Amazon is launching the MASSIVE dataset. With this, it wants to lift Natural Language Understanding (NLU) to a higher level. Companies can use the dataset to have virtual assistants interpret obscure language.
MASSIVE is a parallel dataset, Amazon explains. For the dataset, it means that 1 million utterances are known in 51 different languages. These are languages for which there is often a lack of labelled data. With MASSIVE, developers should get a dataset to train AI models for broader applicability. The goal is to achieve the same level of natural speech support for the less spoken languages as is now being achieved for the widely spoken languages.
Tackling the lack of training data
Models can reach that level with massively multilingual natural language understanding (MMNLU). With MMNLU, models parse and understand data inputs from different languages.
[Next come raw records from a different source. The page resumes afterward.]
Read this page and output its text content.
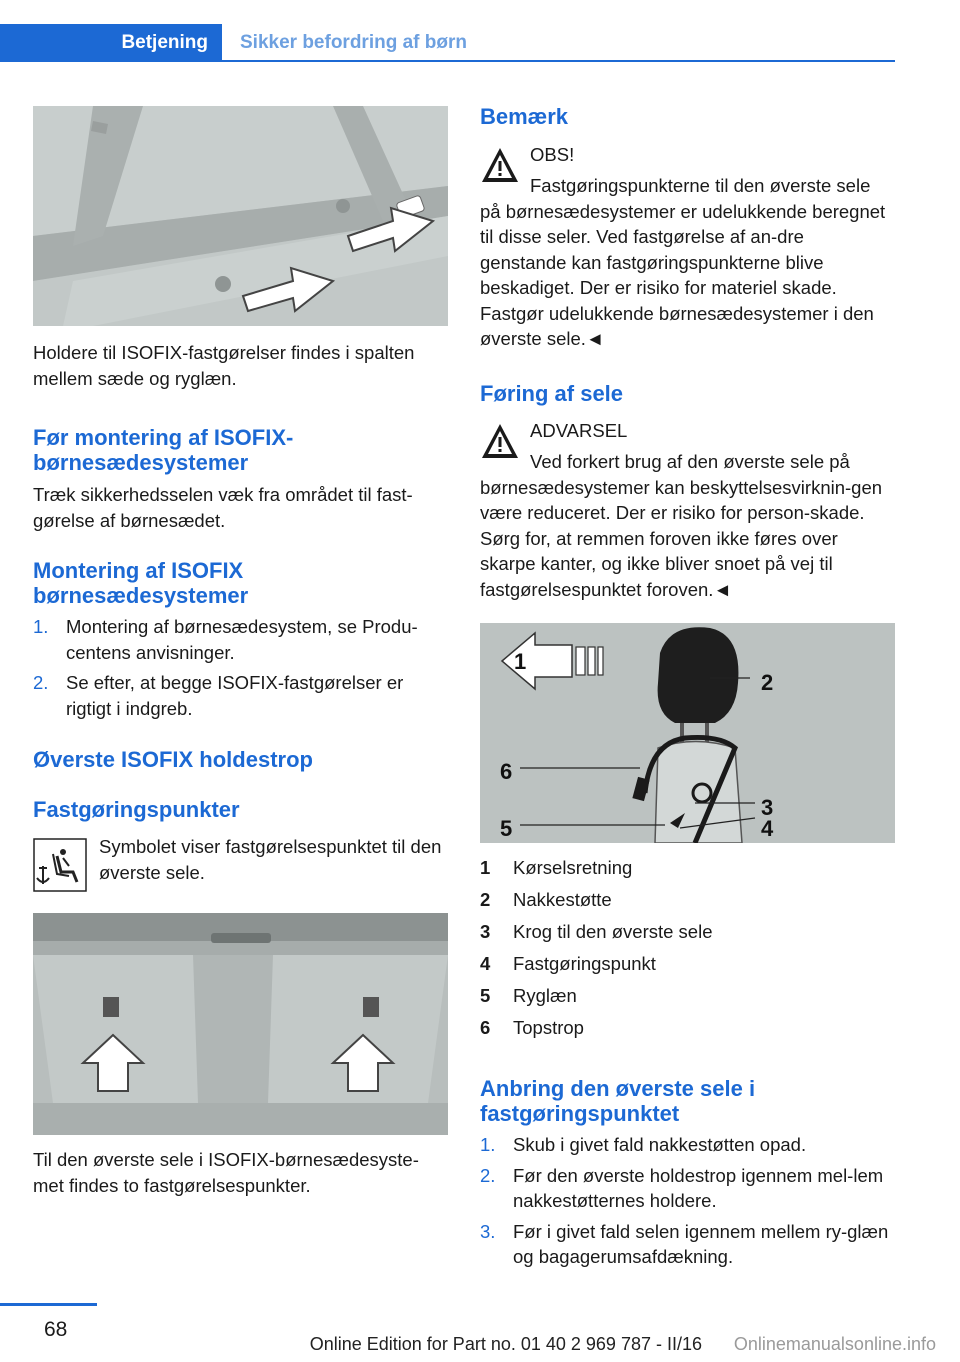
Betjening	Sikker befordring af børn

Holdere til ISOFIX-fastgørelser findes i spalten mellem sæde og ryglæn.

Før montering af ISOFIX-børnesædesystemer

Træk sikkerhedsselen væk fra området til fast-gørelse af børnesædet.

Montering af ISOFIX børnesædesystemer
1. Montering af børnesædesystem, se Produ-centens anvisninger.
2. Se efter, at begge ISOFIX-fastgørelser er rigtigt i indgreb.
Øverste ISOFIX holdestrop
Fastgøringspunkter

Symbolet viser fastgørelsespunktet til den øverste sele.

Til den øverste sele i ISOFIX-børnesædesyste-met findes to fastgørelsespunkter.

Bemærk
OBS!
Fastgøringspunkterne til den øverste sele på børnesædesystemer er udelukkende beregnet til disse seler. Ved fastgørelse af an-dre genstande kan fastgøringspunkterne blive beskadiget. Der er risiko for materiel skade. Fastgør udelukkende børnesædesystemer i den øverste sele.◄
Føring af sele
ADVARSEL
Ved forkert brug af den øverste sele på børnesædesystemer kan beskyttelsesvirknin-gen være reduceret. Der er risiko for person-skade. Sørg for, at remmen foroven ikke føres over skarpe kanter, og ikke bliver snoet på vej til fastgørelsespunktet foroven.◄
1
2
3
4
5
6
1	Kørselsretning
2	Nakkestøtte
3	Krog til den øverste sele
4	Fastgøringspunkt
5	Ryglæn
6	Topstrop
Anbring den øverste sele i fastgøringspunktet
1. Skub i givet fald nakkestøtten opad.
2. Før den øverste holdestrop igennem mel-lem nakkestøtternes holdere.
3. Før i givet fald selen igennem mellem ry-glæn og bagagerumsafdækning.
68
Online Edition for Part no. 01 40 2 969 787 - II/16 Onlinemanualsonline.info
The model can also share knowledge about languages with a lot of training data with languages for which there is little data.
Amazon calls MASSIVE particularly suitable for improving the understanding of spoken language, in other words, converting audio to text before applying NLU. Virtual assistants often use spoken-language understanding to understand voice commands but only understand a select number of languages due to the lack of training data.
It is hoped that MASSIVE will address the lack of data with the presence of 1 million utterances. Professional translators helped to convert and localise the language to achieve this dataset. The developed models should eventually be easy to generalise for new languages.
Amazon has made MASSIVE immediately available on GitHub, including the accompanying tools. In addition, Amazon is starting a competition to encourage the use of the dataset and train a model with it.